Shulamit Ran (born 1949)

Shulamit Ran was born in Tel Aviv. She heard Jewish cantor music on the radio at an early age and began composing her own songs to Hebrew poetry at the age of seven. Her serious study of composition started two years later.

At 14, Shulamit Ran moved from Israel to New York City to attend the Mannes School of Music. Her composition teachers included Elliott Carter. She has been teaching at the University of Chicago since 1973.
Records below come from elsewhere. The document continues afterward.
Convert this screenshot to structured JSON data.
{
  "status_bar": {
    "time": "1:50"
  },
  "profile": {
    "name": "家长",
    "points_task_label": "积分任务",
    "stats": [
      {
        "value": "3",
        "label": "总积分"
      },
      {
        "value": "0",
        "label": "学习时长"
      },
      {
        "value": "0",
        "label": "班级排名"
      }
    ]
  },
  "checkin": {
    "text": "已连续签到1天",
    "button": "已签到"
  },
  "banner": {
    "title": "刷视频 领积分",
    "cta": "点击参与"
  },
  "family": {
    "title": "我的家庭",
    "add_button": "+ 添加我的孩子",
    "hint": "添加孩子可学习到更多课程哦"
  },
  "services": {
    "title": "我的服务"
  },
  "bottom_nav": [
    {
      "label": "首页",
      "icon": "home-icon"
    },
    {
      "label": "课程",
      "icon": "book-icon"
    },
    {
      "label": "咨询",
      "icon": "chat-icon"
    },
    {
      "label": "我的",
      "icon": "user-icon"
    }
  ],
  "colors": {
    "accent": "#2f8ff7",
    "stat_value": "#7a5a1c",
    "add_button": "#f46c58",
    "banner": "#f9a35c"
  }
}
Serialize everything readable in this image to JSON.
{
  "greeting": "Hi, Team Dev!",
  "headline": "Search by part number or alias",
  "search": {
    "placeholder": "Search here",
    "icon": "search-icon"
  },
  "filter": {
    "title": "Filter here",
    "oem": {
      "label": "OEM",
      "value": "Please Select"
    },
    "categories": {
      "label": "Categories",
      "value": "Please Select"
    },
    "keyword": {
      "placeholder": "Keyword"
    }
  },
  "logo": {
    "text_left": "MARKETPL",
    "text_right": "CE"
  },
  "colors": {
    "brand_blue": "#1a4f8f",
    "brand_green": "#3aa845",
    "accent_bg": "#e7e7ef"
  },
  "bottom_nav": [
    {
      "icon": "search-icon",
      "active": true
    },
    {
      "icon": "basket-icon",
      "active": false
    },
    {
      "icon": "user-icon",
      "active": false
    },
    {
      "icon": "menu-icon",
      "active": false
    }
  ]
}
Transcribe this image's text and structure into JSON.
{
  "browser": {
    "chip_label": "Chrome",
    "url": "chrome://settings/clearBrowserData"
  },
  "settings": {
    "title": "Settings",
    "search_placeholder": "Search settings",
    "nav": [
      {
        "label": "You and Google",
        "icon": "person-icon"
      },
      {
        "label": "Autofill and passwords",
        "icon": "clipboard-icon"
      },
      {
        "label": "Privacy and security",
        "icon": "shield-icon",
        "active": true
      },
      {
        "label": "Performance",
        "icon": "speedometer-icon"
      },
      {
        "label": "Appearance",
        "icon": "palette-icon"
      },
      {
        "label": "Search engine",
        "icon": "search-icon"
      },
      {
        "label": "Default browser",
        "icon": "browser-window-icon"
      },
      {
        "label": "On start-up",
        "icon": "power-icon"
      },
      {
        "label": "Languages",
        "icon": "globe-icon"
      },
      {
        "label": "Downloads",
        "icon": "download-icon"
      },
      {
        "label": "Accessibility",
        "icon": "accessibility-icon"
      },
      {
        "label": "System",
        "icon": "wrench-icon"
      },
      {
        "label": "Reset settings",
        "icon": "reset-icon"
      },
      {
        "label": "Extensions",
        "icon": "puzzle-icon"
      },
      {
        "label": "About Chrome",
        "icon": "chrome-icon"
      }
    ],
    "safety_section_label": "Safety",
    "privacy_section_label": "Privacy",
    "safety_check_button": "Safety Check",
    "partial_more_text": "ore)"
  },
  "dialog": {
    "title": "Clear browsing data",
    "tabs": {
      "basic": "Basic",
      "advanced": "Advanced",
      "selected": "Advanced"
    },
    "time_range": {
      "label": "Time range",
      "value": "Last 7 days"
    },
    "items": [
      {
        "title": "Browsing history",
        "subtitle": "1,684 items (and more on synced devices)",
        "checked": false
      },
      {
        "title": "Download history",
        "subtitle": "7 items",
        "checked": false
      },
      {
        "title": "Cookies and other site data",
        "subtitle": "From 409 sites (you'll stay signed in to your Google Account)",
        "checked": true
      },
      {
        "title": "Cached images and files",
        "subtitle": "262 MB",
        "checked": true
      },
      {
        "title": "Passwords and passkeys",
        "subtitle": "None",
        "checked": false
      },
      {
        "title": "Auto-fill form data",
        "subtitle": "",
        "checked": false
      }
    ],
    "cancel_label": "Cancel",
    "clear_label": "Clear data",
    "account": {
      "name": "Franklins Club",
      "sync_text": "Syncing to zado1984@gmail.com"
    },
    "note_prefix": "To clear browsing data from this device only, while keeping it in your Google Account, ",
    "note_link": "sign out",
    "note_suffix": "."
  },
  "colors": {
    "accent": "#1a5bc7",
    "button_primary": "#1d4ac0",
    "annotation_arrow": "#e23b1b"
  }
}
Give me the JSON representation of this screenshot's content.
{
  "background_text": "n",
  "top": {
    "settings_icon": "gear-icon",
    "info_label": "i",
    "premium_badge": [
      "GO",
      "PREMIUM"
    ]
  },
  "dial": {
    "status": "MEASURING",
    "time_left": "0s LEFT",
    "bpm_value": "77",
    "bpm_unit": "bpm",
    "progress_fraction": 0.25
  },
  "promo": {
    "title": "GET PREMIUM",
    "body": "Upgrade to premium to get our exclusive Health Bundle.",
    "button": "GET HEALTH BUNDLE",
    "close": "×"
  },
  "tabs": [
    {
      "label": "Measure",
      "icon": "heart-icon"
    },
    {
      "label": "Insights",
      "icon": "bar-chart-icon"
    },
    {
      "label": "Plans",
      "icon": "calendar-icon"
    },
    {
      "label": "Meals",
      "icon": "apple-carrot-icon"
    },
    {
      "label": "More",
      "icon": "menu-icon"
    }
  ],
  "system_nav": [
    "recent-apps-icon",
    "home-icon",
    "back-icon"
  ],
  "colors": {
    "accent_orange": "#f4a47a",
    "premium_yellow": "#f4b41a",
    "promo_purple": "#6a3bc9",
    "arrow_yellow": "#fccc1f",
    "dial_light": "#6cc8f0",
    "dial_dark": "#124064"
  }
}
Shulamit Ran has composed music for piano and other solo instruments, for orchestra, for choruses, for chamber ensembles, and in 1997 an opera, Between Two Worlds (The Dybbuk). Her Symphony won the 1991 Pulitzer Prize for Music. This is her orchestral composition Legends from 1992–93):

The following video of Shulamit Ran’s dramatic 2008 string sextet Lyre of Orpheus includes some preliminary remarks by the composer. The music begins at about the 5:40 mark:

Although the composer admits that the title came after she composed the work, in retrospect she found that the music did have a kind of narrative that paralleled the myth of Orpheus and Eurydice. The first cello is considered the “protagonist” of the work, while the second cello also plays an unusual role in that its lowest string is tuned a third lower to get deeper notes.